The women of Udaipur pay homage to idols of the divine couple: Gana & Gauri.
Judaism, Islam and Christianity are easy because you only have to account for three gods. If you want to be a stickler: one god, three names. Factor in the Holy Trinity and let us call it five. Hinduism too has its version of the Trinity--this is known as the Trimurti--but the tally of Hindu gods does not stop there. Whilst performing a Puja, or "blessing," for me in the holy city of Pushkar, an unscrupulous Brahmin priest explained the Trimurti as "God is G.O.D. We have a generator, an operator and a destroyer." The Generator is the omnipresent, omniscient, pervasive but intangible Bhrama; the operator primarily manifests himself in the form of Vishnu and the destroyer in the form of Shiva. Simple enough, right? Wrong! Each of the members of the Trimurti has several incarnations. Add to that Vishnu and Shiva's children, siblings, lovers and servants--in addition to all of the manifestations of these divine entities--and you have a total somewhere in the tens to hundreds of millions. Our cab driver in New Delhi said that most Hindus cannot even name anywhere near all of the deities as each Hindu has his own special patron god. Nevertheless, out of these millions of gods you may recognize: Shiva's son Ganesha, the elephant-headed god of new beginnings, the letters and sciences; Buddha, the ninth incarnation of Vishnu and Hanuman, the monkey headed servant of Vishnu. Have you got a headache yet? To understand the significance of Mewar you only have to remember two names, Gana and Gauri, the divine couple, two incarnations of Shiva and his lover Parvati. For women across India, but particularly in the western state of Rajasthan, paying homage to these two gods is crucial to maintaining the structure of the Hindu family and by association Hindu society as a whole.

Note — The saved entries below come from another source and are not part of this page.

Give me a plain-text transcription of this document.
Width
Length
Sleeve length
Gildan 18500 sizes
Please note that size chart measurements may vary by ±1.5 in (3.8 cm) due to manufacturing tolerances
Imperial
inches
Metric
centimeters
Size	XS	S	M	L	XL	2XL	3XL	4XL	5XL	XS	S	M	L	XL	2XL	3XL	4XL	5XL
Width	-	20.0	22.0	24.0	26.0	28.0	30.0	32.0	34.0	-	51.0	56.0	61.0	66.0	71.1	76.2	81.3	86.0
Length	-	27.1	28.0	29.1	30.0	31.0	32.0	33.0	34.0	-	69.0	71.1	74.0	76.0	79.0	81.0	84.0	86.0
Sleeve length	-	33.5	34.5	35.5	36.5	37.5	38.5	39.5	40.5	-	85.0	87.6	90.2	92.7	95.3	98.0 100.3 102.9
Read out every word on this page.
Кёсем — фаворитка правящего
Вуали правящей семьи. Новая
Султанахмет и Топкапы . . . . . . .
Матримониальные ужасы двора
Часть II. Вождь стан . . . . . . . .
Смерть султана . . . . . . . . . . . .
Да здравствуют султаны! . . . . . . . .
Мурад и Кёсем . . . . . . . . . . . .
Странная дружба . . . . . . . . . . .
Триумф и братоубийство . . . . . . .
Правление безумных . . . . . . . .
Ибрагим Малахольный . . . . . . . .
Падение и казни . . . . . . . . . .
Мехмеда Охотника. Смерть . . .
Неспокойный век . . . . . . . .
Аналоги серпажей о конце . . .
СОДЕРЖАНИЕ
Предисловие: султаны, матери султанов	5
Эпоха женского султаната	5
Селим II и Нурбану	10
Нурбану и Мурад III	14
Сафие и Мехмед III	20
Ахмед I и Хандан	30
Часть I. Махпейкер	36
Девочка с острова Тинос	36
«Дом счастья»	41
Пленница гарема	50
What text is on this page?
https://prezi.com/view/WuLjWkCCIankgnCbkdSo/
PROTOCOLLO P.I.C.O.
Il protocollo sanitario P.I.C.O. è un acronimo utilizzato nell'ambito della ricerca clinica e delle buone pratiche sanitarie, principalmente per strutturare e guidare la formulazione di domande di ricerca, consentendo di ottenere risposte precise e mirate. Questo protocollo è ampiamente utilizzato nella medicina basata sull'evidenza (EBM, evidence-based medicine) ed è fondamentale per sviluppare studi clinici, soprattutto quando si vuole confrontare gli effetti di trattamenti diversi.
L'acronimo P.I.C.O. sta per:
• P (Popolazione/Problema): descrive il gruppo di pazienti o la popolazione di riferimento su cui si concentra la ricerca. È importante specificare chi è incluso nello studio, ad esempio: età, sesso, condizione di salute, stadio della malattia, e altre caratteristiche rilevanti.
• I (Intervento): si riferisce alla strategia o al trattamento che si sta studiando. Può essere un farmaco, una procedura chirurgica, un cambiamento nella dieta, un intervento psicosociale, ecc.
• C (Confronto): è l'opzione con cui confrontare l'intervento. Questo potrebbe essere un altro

I Am Woman Throughout much of Indian society, particularly in rural areas and to a diminishing extent in urban centers, women essentially dictate the structure and direction of Hindu society. For example, the matriarch of a family--typically the mother of the oldest groom-- mandates who gets married to whom, whether or not a marriage will last, how many children their daughter in-law should produce and amongst many other things, which child gets to go to school. A morbid example of a matriarch's power and somewhat of a conversational taboo is the "kitchen fire." Every year women all over India mysteriously die in kitchen fire "accidents." Who strikes the match? More often than not a discontented mother in law is to blame for the arson/murder. Despite their autocratic role within the family, the outward role of women in society is quite marginal. Women rule from the house and it is predominantly men who are the face of Hindu society. It is for this reason that on a typical Indian day it is quite difficult to find groups of women hanging around. Instead they can be found at market selling or buying goods. Make no mistake however, as matriarchs wield unrivaled power in day to day matters and keep the cornerstone of Hindu society, the family, firmly intact. Women are the most religiously pious in Indian society; they will even drag children out of school to observe one of an unquantified number of religious festivals and Mewar is one such festival
With idols on their heads, young girls lead the Gangaur procession toward the main ghat at Lake Pichola.
Once a year, in late March, matters of church and state combine and the women of Rajasthan province are let loose in a flurry of color and pomp upon the streets of this beautiful dessert province. Every Rajasthani city has its own way of celebrating the union between the divine couple of Gana and Gauri--a.k.a Shiva and Parvati--and I had the distinct pleasure of witnessing the city of Udaipur's festivities first hand. Over a three day period, from March 29th to the 31st, the women of every neighborhood in Udaipur gather together in their best and most colorful saris and take turns marching in "Gangaur processions" towards this fairytale town's local land mark, Lake Pichola. For many of these women it is the most social contact they may have all year, and they make the most of it by singing dancing and letting loose a little. Although, these women have not only come to let their proverbial hair down, their is business afoot, and as in most other cases it involves the maintenance of the Indian family unit. Married women pray to the divine couple to ensure a long and prosperous life for their husbands, while unmarried women pray to find a suitable husband. The mothers of unmarried daughters scan and chat up the male onlookers in pursuit of this suitable husband for their daughters--arranged marriages are the norm in much of India--while their daughters pray and make offerings to the idol gods.
Children dressed as Gana and Gauri are paraded through town on the way to the lake.
While watching the Mewar spectacle I had many thoughts running through my head. "Is this perhaps the most beautiful thing I have ever witnessed?" "Is such a festival propagating the negatives of Indian society?" "Who am I to judge?" What can be said about Mewar is that it certainly achieves its intended goal; the Indian family can not be said to look any stronger than during these three days in late March.
The epitome of Mewar. Three generations of women dressed in their best saris.